Desde que los niños desaparecieron, la ciudad se ha llenado de un silencio denso y casi masticable. Todos hacemos como que es normal. Pero no lo es. Como tampoco es normal ese olor a adulto que lo impregna todo. Ya no huele a caramelos de cereza ni a goma de borrar de nata. Huele a desinfectante y a coche nuevo. A laca de uñas y a consulta de dentista. Aun así, a veces, puede sentirse su presencia. A mí me ha pasado. Cuando eso sucede, me giro, incrédulo, para tropezar con su sombra tatuada en una pared. No son más que eso. Sombras. Nos esforzamos por seguir con nuestras vidas, aparentando normalidad. Por eso del qué dirán. Y nos levantamos, nos vestimos, salimos a las calles, ignoramos su ausencia, comemos, bebemos, bailamos, reímos e incluso hacemos el amor. Eso sí, a desgana, porque sabemos que nuestro semen se derrama ahora sobre vientres estériles. En unos años, los habremos olvidado. Nos habremos acostumbrado a esas sombras, a esos olores y a ese silencio que sustituyó a sus gritos de socorro, y que ignoramos con cobardía. Ese silencio que se desparramará sobre nuestras tumbas. Esas sobre las que nadie llorará.

 

 

72. Apego (Yashira)

Las tardes de invierno me gusta salir a pasear sin importar las inclemencias del tiempo, y tras regresar a casa, disfrutar, junto a mi mujer, de un chocolate bien caliente mientras planificamos nuestro próximo viaje, que nunca es tan próximo, no antes del verano.

¿Te ha sucedido alguna vez, al callejear, que por el rabillo del ojo entrevés algo o alguien que corre? Vuelves sobre tus pasos, pero claro, la situación es irrepetible. Mentalmente la proyectas una y otra vez hasta que empieza a tomar forma: «Tenía pies, sí, y cabeza; por su tamaño sería un niño de no más de 10 años, pero no, lo que revoloteaba alrededor era una falda, era niña ¿Una niña que se esconde? O ¿Qué?»

No conocíamos Asturias y un folleto turístico que, por azar, cayó en mis manos, nos sedujo:
«Adentrándonos en la famosa ruta del Beyu Pen encontraremos un puñado de aldeas con duende».

El pasado agosto viajamos a Amieva.

Lo que no ponía el folleto, ni podíamos sospechar, es que el duende existía y me seguiría por siempre. Según he escuchado, España está llena de pueblos con duende, aconsejo precaución.

71. Amigos para siempre (Anna López Artiaga / Relatos de arena)

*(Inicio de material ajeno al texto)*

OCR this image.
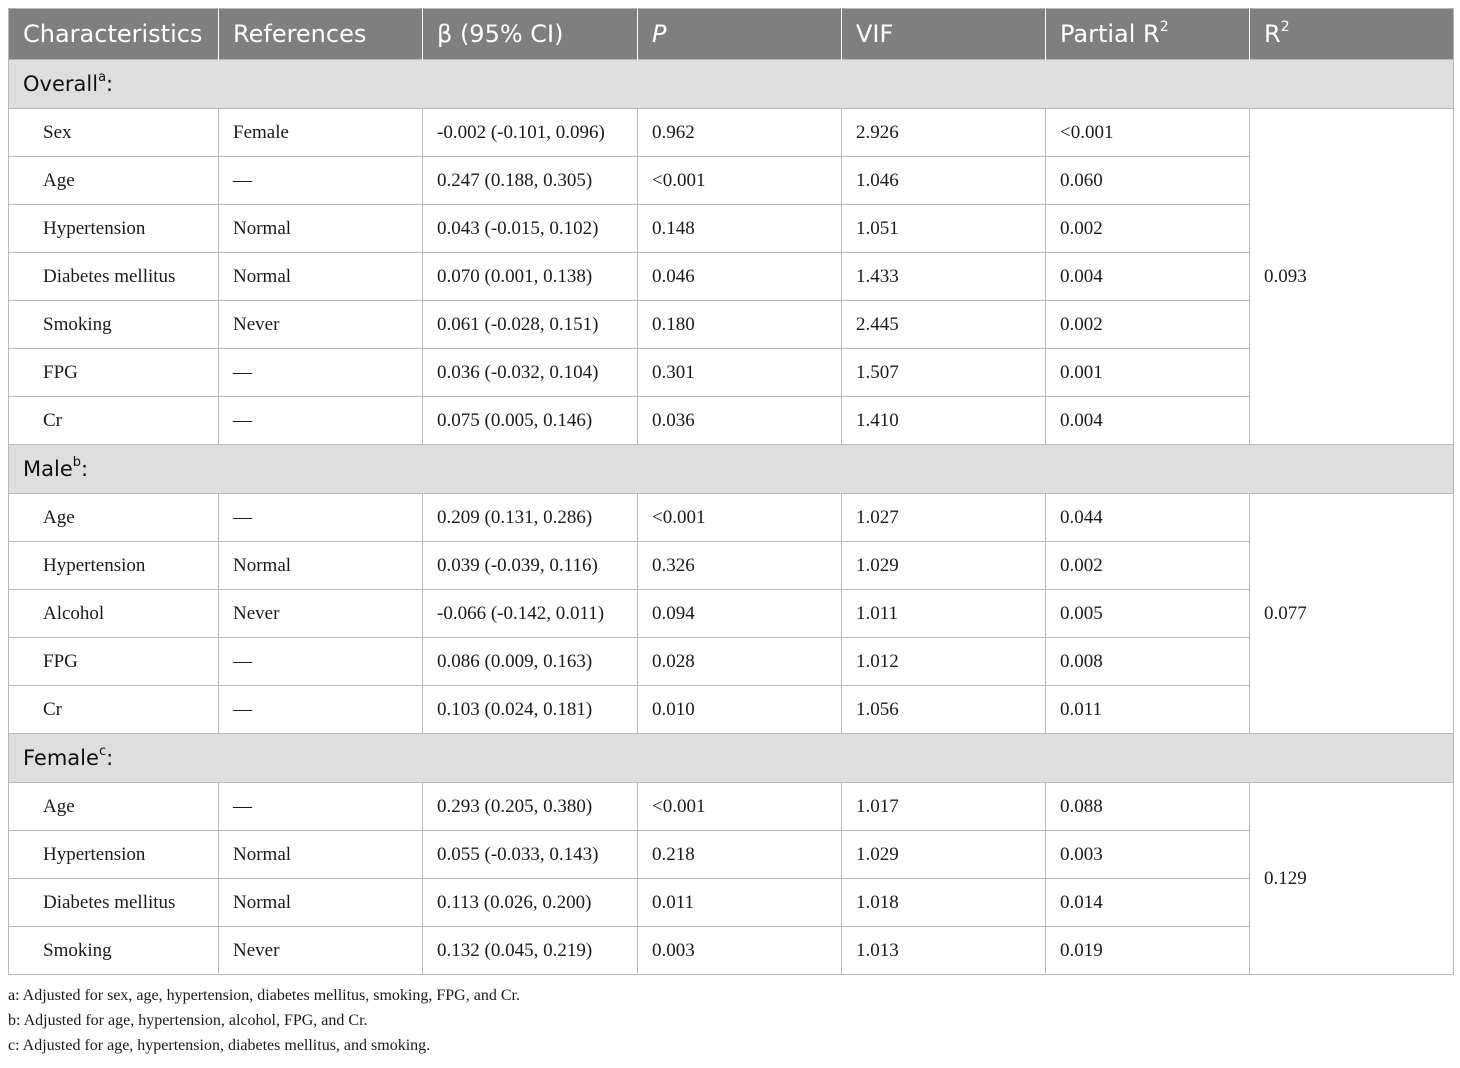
Characteristics	References	β (95% CI)	P	VIF	Partial $R^2$	$R^2$
Overall$^a$:						
Sex	Female	-0.002 (-0.101, 0.096)	0.962	2.926	<0.001	0.093
Age	—	0.247 (0.188, 0.305)	<0.001	1.046	0.060	
Hypertension	Normal	0.043 (-0.015, 0.102)	0.148	1.051	0.002	
Diabetes mellitus	Normal	0.070 (0.001, 0.138)	0.046	1.433	0.004	
Smoking	Never	0.061 (-0.028, 0.151)	0.180	2.445	0.002	
FPG	—	0.036 (-0.032, 0.104)	0.301	1.507	0.001	
Cr	—	0.075 (0.005, 0.146)	0.036	1.410	0.004	
Male$^b$:						
Age	—	0.209 (0.131, 0.286)	<0.001	1.027	0.044	0.077
Hypertension	Normal	0.039 (-0.039, 0.116)	0.326	1.029	0.002	
Alcohol	Never	-0.066 (-0.142, 0.011)	0.094	1.011	0.005	
FPG	—	0.086 (0.009, 0.163)	0.028	1.012	0.008	
Cr	—	0.103 (0.024, 0.181)	0.010	1.056	0.011	
Female$^c$:						
Age	—	0.293 (0.205, 0.380)	<0.001	1.017	0.088	0.129
Hypertension	Normal	0.055 (-0.033, 0.143)	0.218	1.029	0.003	
Diabetes mellitus	Normal	0.113 (0.026, 0.200)	0.011	1.018	0.014	
Smoking	Never	0.132 (0.045, 0.219)	0.003	1.013	0.019	
a: Adjusted for sex, age, hypertension, diabetes mellitus, smoking, FPG, and Cr.
b: Adjusted for age, hypertension, alcohol, FPG, and Cr.
c: Adjusted for age, hypertension, diabetes mellitus, and smoking.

Decían de mí que era un niño raro. Desenterraba los huesos que escondía el perro en el jardín y se los regalaba a mi amigo, el único que tuve. Él  se los guardaba en los bolsillos y, por un momento, el pozo sin fondo de sus ojos parecía menos oscuro. Éramos inseparables. Se sentaba en el pupitre vacío que había junto al mío y en el recreo esperaba, apoyado en la pared, a que le ofreciese la mitad de mi bocadillo.

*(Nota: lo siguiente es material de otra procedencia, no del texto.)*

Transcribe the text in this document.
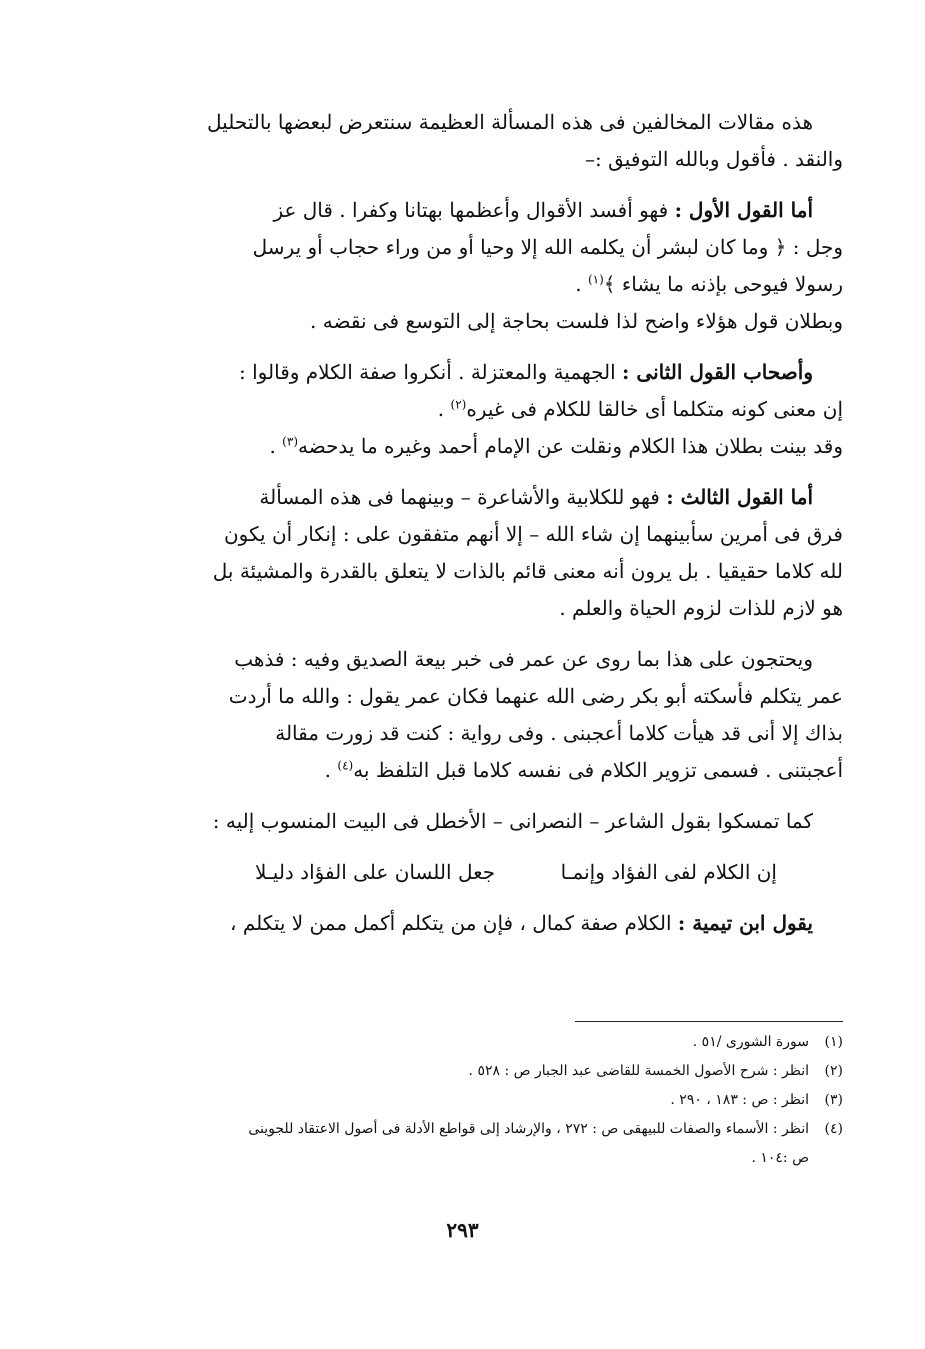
هذه مقالات المخالفين فى هذه المسألة العظيمة سنتعرض لبعضها بالتحليل

والنقد . فأقول وبالله التوفيق :–

أما القول الأول : فهو أفسد الأقوال وأعظمها بهتانا وكفرا . قال عز

وجل : ﴿ وما كان لبشر أن يكلمه الله إلا وحيا أو من وراء حجاب أو يرسل

رسولا فيوحى بإذنه ما يشاء ﴾$^{(١)}$ .

وبطلان قول هؤلاء واضح لذا فلست بحاجة إلى التوسع فى نقضه .

وأصحاب القول الثانى : الجهمية والمعتزلة . أنكروا صفة الكلام وقالوا :

إن معنى كونه متكلما أى خالقا للكلام فى غيره$^{(٢)}$ .

وقد بينت بطلان هذا الكلام ونقلت عن الإمام أحمد وغيره ما يدحضه$^{(٣)}$ .

أما القول الثالث : فهو للكلابية والأشاعرة – وبينهما فى هذه المسألة

فرق فى أمرين سأبينهما إن شاء الله – إلا أنهم متفقون على : إنكار أن يكون

لله كلاما حقيقيا . بل يرون أنه معنى قائم بالذات لا يتعلق بالقدرة والمشيئة بل

هو لازم للذات لزوم الحياة والعلم .

ويحتجون على هذا بما روى عن عمر فى خبر بيعة الصديق وفيه : فذهب

عمر يتكلم فأسكته أبو بكر رضى الله عنهما فكان عمر يقول : والله ما أردت

بذاك إلا أنى قد هيأت كلاما أعجبنى . وفى رواية : كنت قد زورت مقالة

أعجبتنى . فسمى تزوير الكلام فى نفسه كلاما قبل التلفظ به$^{(٤)}$ .

كما تمسكوا بقول الشاعر – النصرانى – الأخطل فى البيت المنسوب إليه :

إن الكلام لفى الفؤاد وإنمـا
جعل اللسان على الفؤاد دليـلا

يقول ابن تيمية : الكلام صفة كمال ، فإن من يتكلم أكمل ممن لا يتكلم ،

(١)
سورة الشورى /٥١ .

(٢)
انظر : شرح الأصول الخمسة للقاضى عبد الجبار ص : ٥٢٨ .

(٣)
انظر : ص : ١٨٣ ، ٢٩٠ .

(٤)
انظر : الأسماء والصفات للبيهقى ص : ٢٧٢ ، والإرشاد إلى قواطع الأدلة فى أصول الاعتقاد للجوينى

ص :١٠٤ .

٢٩٣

Mis padres me llevaron al psicólogo. No era grave —dictaminó—, porque a mi edad muchos niños tienen amigos imaginarios. Los problemas llegaron más tarde, en la universidad, cuando empezó a acompañarme a clase de anatomía forense y sustrajo el cadáver de una muchacha. Era un regalo, dijo.

Me expulsaron. Volví a terapia.

Años de diván no han servido para nada. Él sigue dejando pájaros muertos en mi buzón y yo finjo que no lo veo cuando cruzo frente a la escuela. Pero ahí está, con la bata de rayas azules, el dobladillo descosido. Igual que el día que lo empujé al salir de clase y quedó retorcido, de aquel modo imposible, al pie de la escalera.